DENİZ GEZİDE


Deniz, hafta başında sınıfıyla İstanbul’un bazı tarihsel alanlarına, hafta sonuna doğru da doğal güzellikleriyle ünlü bir mesire yerine geziye gidecek. Kaç gündür çok heyecanlı. Söylemese de içinde fırtınalar kopmakta. Gideceği yerlerle ilgili olarak az da olsa bilgi edindi önceden. Zaten daha önce anne ve babasıyla buraları gezmişti. Daha önce de gitse de bu geziler onun için çok önemli ve anlamlıydı. Çünkü arkadaşlarıyla gezecekti buraları. Heyecanı da bundandı.

Çocuklar, her şeyden heyecan duyar, ne güzel! Yaşamın renklerini iyi ayrımsar, günün tadını gerektiği gibi çıkarırlar. Bu nedenle yaşamlarındaki küçük değişiklikler, onları heyecanlandırmaya yeter. Bu heyecan; yeni şeyleri görmek, yeni şeyler öğrenmek, farklılıkları arkadaşlarıyla paylaşmak içindir. Bir günü, sabahtan akşama dek arkadaşlarıyla geçirmek çocuklar için bulunmaz bir fırsat, erişilmez bir mutluluktur. İşte bu fırsatın, mutluluğun değerini bilmek, tadını çıkarmaktır amaçları. Çocuklar kadar yaşadığı anın değerini bilen başka bir varlık var mıdır acaba?

Deniz’in hazırlıkları tamam… Gezi sabahı okul giysilerine yan gözle bile bakmadı. Mayısın değişken havasına uygun bir kıyafet giydirdi ona annesi. Babasından harçlık aldı. Küçük bir çanta vardı yanında. İçinde suyu ve birkaç gerekli gereksinim maddeleri vardı. Bu arada telefonu da çantasında.

Gezi yeri, Sultanahmet ve çevresi… Deniz, zaten tarihe meraklı bir çocuk… Tam da istediği bir yer burası bu nedenle. Sultanahmet’e varınca sınıf, annesi Handan telefonunu uzun uzun çaldırdı çocuğun. Deniz, duymazdan geldi zil sesini. Bu arada telefonun sesini kıstı. Öğlene doğru Deniz’in sınıf öğretmeni, gezilen tarihsel yapıların önlerinden toplu fotoğraflar gönderdi velilere. Çocuklar mutlu, sevinçli, gözleri ışıl ışıl ışıldamakta.

Handan, fotoğraflara bakınca neredeyse çıldırdı. Öğlene doğru güneş çıkmış, hava ısınmıştı. Buna karşın Deniz, üstündeki yağmurluğu çıkarmamıştı. Çocuğun gözlerindeki ışıltıya, yüzündeki gülümsemeye değil; sırtındaki yağmurluğa bakıyor anne.
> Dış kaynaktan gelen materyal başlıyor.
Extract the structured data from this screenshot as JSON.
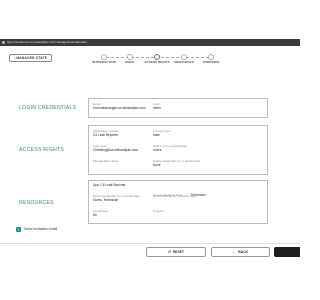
{
  "browser": {
    "url": "https://business.ca.mekanalytic.com/manager/userstate/add"
  },
  "header": {
    "back_button": "MANAGER STATE"
  },
  "stepper": {
    "steps": [
      {
        "label": "INTRODUCTION",
        "active": false
      },
      {
        "label": "EMAIL",
        "active": false
      },
      {
        "label": "ACCESS RIGHTS",
        "active": true
      },
      {
        "label": "RESOURCES",
        "active": false
      },
      {
        "label": "OVERVIEW",
        "active": false
      }
    ]
  },
  "login": {
    "title": "LOGIN CREDENTIALS",
    "email_label": "Email",
    "email_value": "m.modeamangie.ca.mekanalytic.com",
    "login_label": "Login",
    "login_value": "mlem"
  },
  "access": {
    "title": "ACCESS RIGHTS",
    "app_license_label": "Application License",
    "app_license_value": "C4 Leak Reporter",
    "license_type_label": "License Type",
    "license_type_value": "base",
    "supervisor_label": "Supervisor",
    "supervisor_value": "CMeeting@ca.mekanalytic.com",
    "rights_manager_label": "Rights of a m.ausherstate",
    "rights_manager_value": "Users",
    "manageable_users_label": "Manageable Users",
    "manageable_users_value": "",
    "rights_assignable_label": "Rights assignable by m.ausherstate",
    "rights_assignable_value": "None"
  },
  "resources": {
    "title": "RESOURCES",
    "app_label": "App: C4 Leak Reporter",
    "role_label": "In m.ausherstate Role:",
    "role_value": "Technician",
    "roles_assignable_label": "Roles assignable by m.ausherstate",
    "roles_assignable_value": "Guest, Technician",
    "roles_editable_label": "Roles editable by m.ausherstate",
    "roles_editable_value": "",
    "companies_label": "Companies",
    "companies_value": "All",
    "projects_label": "Projects",
    "projects_value": ""
  },
  "invite": {
    "checked": true,
    "label": "Send invitation email"
  },
  "footer": {
    "reset_label": "RESET",
    "back_label": "BACK",
    "accent": "#2e8b8b"
  }
}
Deniz’in telefonunu birden çok çaldırdı. Ancak ne işiten var zilin sesini ne de telefonu açan var. Bu kez eşini aradı. Kağan, işine gücüne dalmıştı.

Handan: “Sana gönderdiğim fotoğraflara baktın mı?”

Kağan: “Evet, çocuklar çok mutlu görünüyor.”

Handan: “Deniz’in üstündeki yağmurlu gördün mü?”

Kağan: “Gördüm, sabahleyin çıkarken son anda giydirmiştin çocuğa.”

Handan: “Hava güneşli, şimdi çok terletmiştir onu yağmurluk. Çıkarması gerek. Aradım, telefonumu açmadı. Sen arayıp söyle de çıkarsın yağmurluğunu üstünden. Bak bu nedenle fotoğraflarda da güzel çıkmadı.”

Kağan: “Niye rahatsız edeyim çocuğu? Terlediğini anlamaz mı? Terlediğinde çıkarır üstündekini. Arkadaşlarının yanında onu küçük düşüremem. Bırakalım özgürce gezinin tadını çıkarsın.

Handan konuşmayı sürdürmeyip sinirle telefonu kapattı.

Akşam geldiğinde çocuk, çok mutluydu. Nerdeyse havalara uçacaktı. Kanatsız kuş gibiydi. Gerçi Handan’ın çocuğu yağmurluk ve telefonuna yanıt vermemesi konusundaki sorgusu, havalara uçmasını engellemeye çalışsa da o yine de aldırmadı annesinin sözlerine.

Hafta sonu yaklaşmaktaydı. Cuma günü erkenden Polonezköy’e gideceklerdi okulca. Sınıf öğretmenleri, kahvaltılık neler getireceklerini öğrencileri arasında bölüştürmüştü. Güzel… İyi bir imece… Paylaşma, dayanışma... Bu da eğitimin bir parçası… Sorumluluk verilmekte öğrencilere.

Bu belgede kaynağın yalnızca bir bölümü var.